After the American manufacturer of lethal injection drugs pulled out of the market, states have turned to companies from Europe to India to fill the gap
Denmark hasn't had a civilian execution since 1882 and the country banned capital punishment in 1933, except for war crimes, and that exception was removed from the law in 1978.
But next Tuesday, Texas plans to use a drug supplied by a Danish pharmaceutical company, Lundbeck, in the scheduled execution of Cleve Foster, a former Army sergeant convicted for the murder of a 30-year-old woman he had met in a bar. (Foster has always maintained his innocence.)

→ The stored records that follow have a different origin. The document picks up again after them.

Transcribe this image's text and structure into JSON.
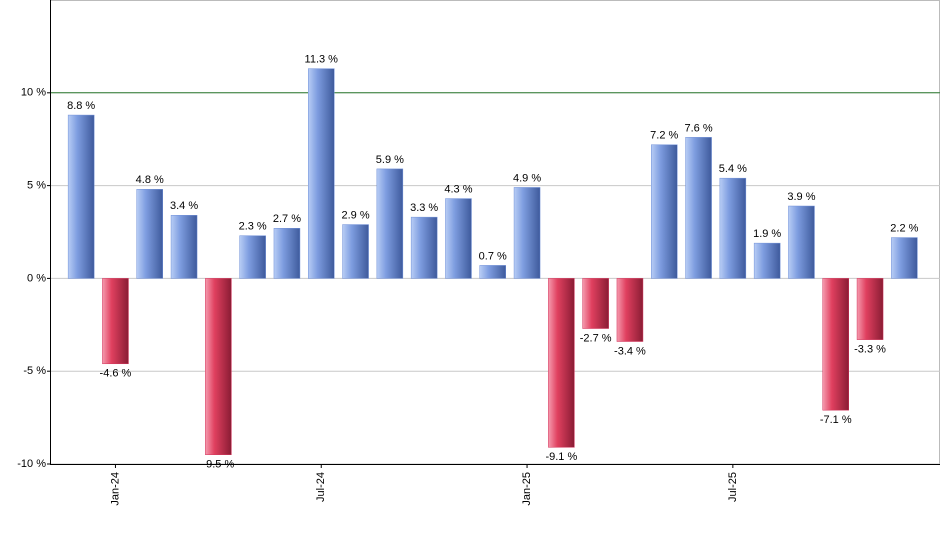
{
  "chart_data": {
    "type": "bar",
    "categories": [
      null,
      "Jan-24",
      null,
      null,
      null,
      null,
      null,
      "Jul-24",
      null,
      null,
      null,
      null,
      null,
      "Jan-25",
      null,
      null,
      null,
      null,
      null,
      "Jul-25",
      null,
      null,
      null,
      null,
      null
    ],
    "values": [
      8.8,
      -4.6,
      4.8,
      3.4,
      -9.5,
      2.3,
      2.7,
      11.3,
      2.9,
      5.9,
      3.3,
      4.3,
      0.7,
      4.9,
      -9.1,
      -2.7,
      -3.4,
      7.2,
      7.6,
      5.4,
      1.9,
      3.9,
      -7.1,
      -3.3,
      2.2
    ],
    "value_labels": [
      "8.8 %",
      "-4.6 %",
      "4.8 %",
      "3.4 %",
      "-9.5 %",
      "2.3 %",
      "2.7 %",
      "11.3 %",
      "2.9 %",
      "5.9 %",
      "3.3 %",
      "4.3 %",
      "0.7 %",
      "4.9 %",
      "-9.1 %",
      "-2.7 %",
      "-3.4 %",
      "7.2 %",
      "7.6 %",
      "5.4 %",
      "1.9 %",
      "3.9 %",
      "-7.1 %",
      "-3.3 %",
      "2.2 %"
    ],
    "positive_color": "#6f8fd8",
    "negative_color": "#d2335a",
    "ylim": [
      -10,
      15
    ],
    "yticks": [
      {
        "value": -10,
        "label": "-10 %"
      },
      {
        "value": -5,
        "label": "-5 %"
      },
      {
        "value": 0,
        "label": "0 %"
      },
      {
        "value": 5,
        "label": "5 %"
      },
      {
        "value": 10,
        "label": "10 %"
      }
    ],
    "grid": true,
    "reference_line": {
      "value": 10,
      "color": "#2e7d32"
    }
  }
}
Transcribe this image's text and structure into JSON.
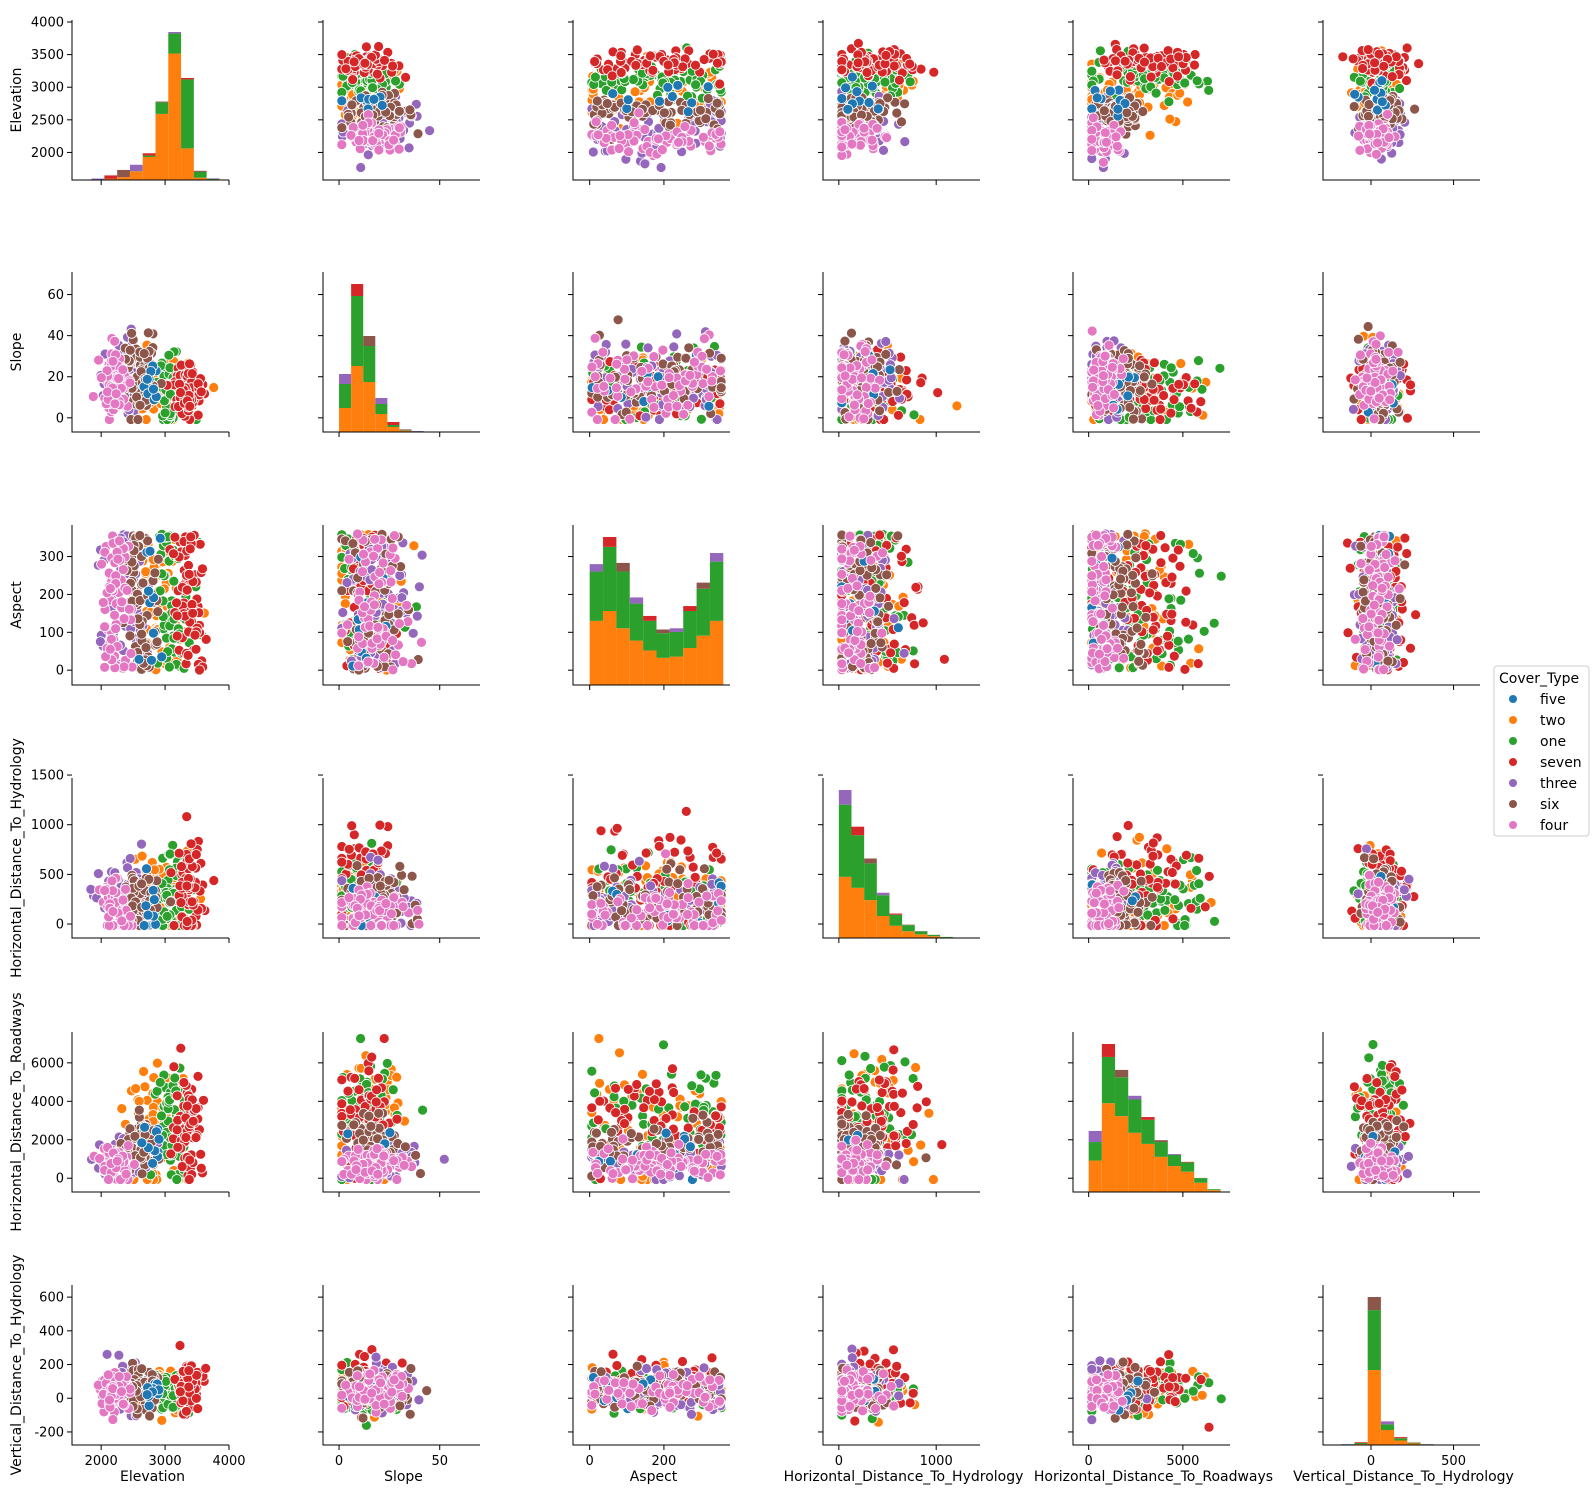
{
  "chart_data": {
    "type": "scatter",
    "kind": "pairplot",
    "variables": [
      {
        "name": "Elevation",
        "lim": [
          1700,
          4000
        ],
        "ticks": [
          2000,
          3000,
          4000
        ]
      },
      {
        "name": "Slope",
        "lim": [
          -3,
          70
        ],
        "ticks": [
          0,
          50
        ]
      },
      {
        "name": "Aspect",
        "lim": [
          -18,
          378
        ],
        "ticks": [
          0,
          200
        ]
      },
      {
        "name": "Horizontal_Distance_To_Hydrology",
        "lim": [
          -60,
          1450
        ],
        "ticks": [
          0,
          1000
        ]
      },
      {
        "name": "Horizontal_Distance_To_Roadways",
        "lim": [
          -300,
          7500
        ],
        "ticks": [
          0,
          5000
        ]
      },
      {
        "name": "Vertical_Distance_To_Hydrology",
        "lim": [
          -230,
          660
        ],
        "ticks": [
          0,
          500
        ]
      }
    ],
    "y_ticks": {
      "Elevation": [
        2000,
        2500,
        3000,
        3500,
        4000
      ],
      "Slope": [
        0,
        20,
        40,
        60
      ],
      "Aspect": [
        0,
        100,
        200,
        300
      ],
      "Horizontal_Distance_To_Hydrology": [
        0,
        500,
        1000,
        1500
      ],
      "Horizontal_Distance_To_Roadways": [
        0,
        2000,
        4000,
        6000
      ],
      "Vertical_Distance_To_Hydrology": [
        -200,
        0,
        200,
        400,
        600
      ]
    },
    "hue": "Cover_Type",
    "series": [
      {
        "name": "five",
        "color": "#1f77b4",
        "stats": {
          "Elevation": [
            2800,
            120
          ],
          "Slope": [
            15,
            7
          ],
          "Aspect": [
            150,
            90
          ],
          "Horizontal_Distance_To_Hydrology": [
            200,
            150
          ],
          "Horizontal_Distance_To_Roadways": [
            1300,
            700
          ],
          "Vertical_Distance_To_Hydrology": [
            50,
            50
          ]
        }
      },
      {
        "name": "two",
        "color": "#ff7f0e",
        "stats": {
          "Elevation": [
            2900,
            240
          ],
          "Slope": [
            14,
            9
          ],
          "Aspect": [
            150,
            110
          ],
          "Horizontal_Distance_To_Hydrology": [
            270,
            220
          ],
          "Horizontal_Distance_To_Roadways": [
            2400,
            1600
          ],
          "Vertical_Distance_To_Hydrology": [
            45,
            60
          ]
        }
      },
      {
        "name": "one",
        "color": "#2ca02c",
        "stats": {
          "Elevation": [
            3130,
            150
          ],
          "Slope": [
            13,
            8
          ],
          "Aspect": [
            155,
            110
          ],
          "Horizontal_Distance_To_Hydrology": [
            270,
            210
          ],
          "Horizontal_Distance_To_Roadways": [
            3000,
            1600
          ],
          "Vertical_Distance_To_Hydrology": [
            42,
            60
          ]
        }
      },
      {
        "name": "seven",
        "color": "#d62728",
        "stats": {
          "Elevation": [
            3370,
            110
          ],
          "Slope": [
            14,
            7
          ],
          "Aspect": [
            150,
            110
          ],
          "Horizontal_Distance_To_Hydrology": [
            350,
            260
          ],
          "Horizontal_Distance_To_Roadways": [
            2800,
            1400
          ],
          "Vertical_Distance_To_Hydrology": [
            70,
            80
          ]
        }
      },
      {
        "name": "three",
        "color": "#9467bd",
        "stats": {
          "Elevation": [
            2390,
            200
          ],
          "Slope": [
            20,
            9
          ],
          "Aspect": [
            170,
            110
          ],
          "Horizontal_Distance_To_Hydrology": [
            210,
            180
          ],
          "Horizontal_Distance_To_Roadways": [
            950,
            500
          ],
          "Vertical_Distance_To_Hydrology": [
            60,
            70
          ]
        }
      },
      {
        "name": "six",
        "color": "#8c564b",
        "stats": {
          "Elevation": [
            2620,
            130
          ],
          "Slope": [
            19,
            9
          ],
          "Aspect": [
            155,
            110
          ],
          "Horizontal_Distance_To_Hydrology": [
            210,
            160
          ],
          "Horizontal_Distance_To_Roadways": [
            1700,
            700
          ],
          "Vertical_Distance_To_Hydrology": [
            50,
            60
          ]
        }
      },
      {
        "name": "four",
        "color": "#e377c2",
        "stats": {
          "Elevation": [
            2220,
            110
          ],
          "Slope": [
            18,
            8
          ],
          "Aspect": [
            150,
            105
          ],
          "Horizontal_Distance_To_Hydrology": [
            150,
            130
          ],
          "Horizontal_Distance_To_Roadways": [
            750,
            450
          ],
          "Vertical_Distance_To_Hydrology": [
            40,
            50
          ]
        }
      }
    ],
    "histograms": {
      "Elevation": {
        "bins": [
          1850,
          2050,
          2250,
          2450,
          2650,
          2850,
          3050,
          3250,
          3450,
          3650,
          3850
        ],
        "stacks": {
          "two": [
            1,
            4,
            10,
            30,
            80,
            230,
            440,
            110,
            8,
            2
          ],
          "one": [
            0,
            0,
            0,
            1,
            5,
            40,
            70,
            240,
            20,
            2
          ],
          "other": [
            4,
            12,
            25,
            22,
            8,
            3,
            5,
            5,
            4,
            2
          ]
        }
      },
      "Slope": {
        "bins": [
          0,
          6,
          12,
          18,
          24,
          30,
          36,
          42,
          48,
          54,
          60,
          66
        ],
        "stacks": {
          "two": [
            120,
            330,
            250,
            90,
            25,
            6,
            2,
            1,
            0,
            0,
            0
          ],
          "one": [
            120,
            350,
            180,
            50,
            10,
            2,
            1,
            0,
            0,
            0,
            0
          ],
          "other": [
            50,
            60,
            50,
            30,
            15,
            5,
            2,
            1,
            0,
            0,
            0
          ]
        }
      },
      "Aspect": {
        "bins": [
          0,
          36,
          72,
          108,
          144,
          180,
          216,
          252,
          288,
          324,
          360
        ],
        "stacks": {
          "two": [
            260,
            300,
            230,
            180,
            140,
            110,
            115,
            150,
            200,
            260
          ],
          "one": [
            200,
            260,
            230,
            150,
            120,
            100,
            100,
            150,
            190,
            240
          ],
          "other": [
            30,
            40,
            35,
            25,
            20,
            15,
            15,
            20,
            25,
            35
          ]
        }
      },
      "Horizontal_Distance_To_Hydrology": {
        "bins": [
          0,
          130,
          260,
          390,
          520,
          650,
          780,
          910,
          1040,
          1170,
          1300
        ],
        "stacks": {
          "two": [
            500,
            410,
            310,
            180,
            100,
            55,
            30,
            15,
            5,
            2
          ],
          "one": [
            590,
            430,
            300,
            170,
            90,
            50,
            25,
            10,
            4,
            1
          ],
          "other": [
            120,
            70,
            40,
            20,
            10,
            4,
            2,
            1,
            0,
            0
          ]
        }
      },
      "Horizontal_Distance_To_Roadways": {
        "bins": [
          0,
          700,
          1400,
          2100,
          2800,
          3500,
          4200,
          4900,
          5600,
          6300,
          7000
        ],
        "stacks": {
          "two": [
            170,
            480,
            410,
            320,
            260,
            190,
            140,
            110,
            50,
            10
          ],
          "one": [
            100,
            250,
            210,
            180,
            130,
            80,
            60,
            50,
            25,
            5
          ],
          "other": [
            60,
            70,
            40,
            20,
            15,
            10,
            5,
            3,
            1,
            0
          ]
        }
      },
      "Vertical_Distance_To_Hydrology": {
        "bins": [
          -180,
          -100,
          -20,
          60,
          140,
          220,
          300,
          380,
          460,
          540,
          600
        ],
        "stacks": {
          "two": [
            8,
            25,
            2000,
            400,
            120,
            40,
            15,
            5,
            2,
            1
          ],
          "one": [
            10,
            30,
            1600,
            150,
            60,
            20,
            5,
            2,
            0,
            0
          ],
          "other": [
            5,
            20,
            350,
            80,
            30,
            10,
            4,
            1,
            0,
            0
          ]
        }
      }
    },
    "legend": {
      "title": "Cover_Type",
      "entries": [
        "five",
        "two",
        "one",
        "seven",
        "three",
        "six",
        "four"
      ],
      "placement": "right"
    }
  }
}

The Lundbeck drug has already been used for three executions in Oklahoma and one in Ohio, and other states have purchased the drug.
Even though the European Union bans capital punishment, the Danish company is not the only European corporation to supply drugs to American death penalty states. A British company, Dream Pharma, has sold sodium thiopental, an anesthetic, to several states and it has been used in four executions in recent months, in Georgia and Arizona. German and Austrian pharmaceutical companies are also looking at the American capital punishment market.
Lethal injection was first proposed by a New York doctor in the 19th century, who argued it was cheaper than hanging. It has now been adopted by the 33 states that have the death penalty, and is seen as a "more humane" approach than the electric chair or gas chamber. (Utah executed a man by a firing squad last year.)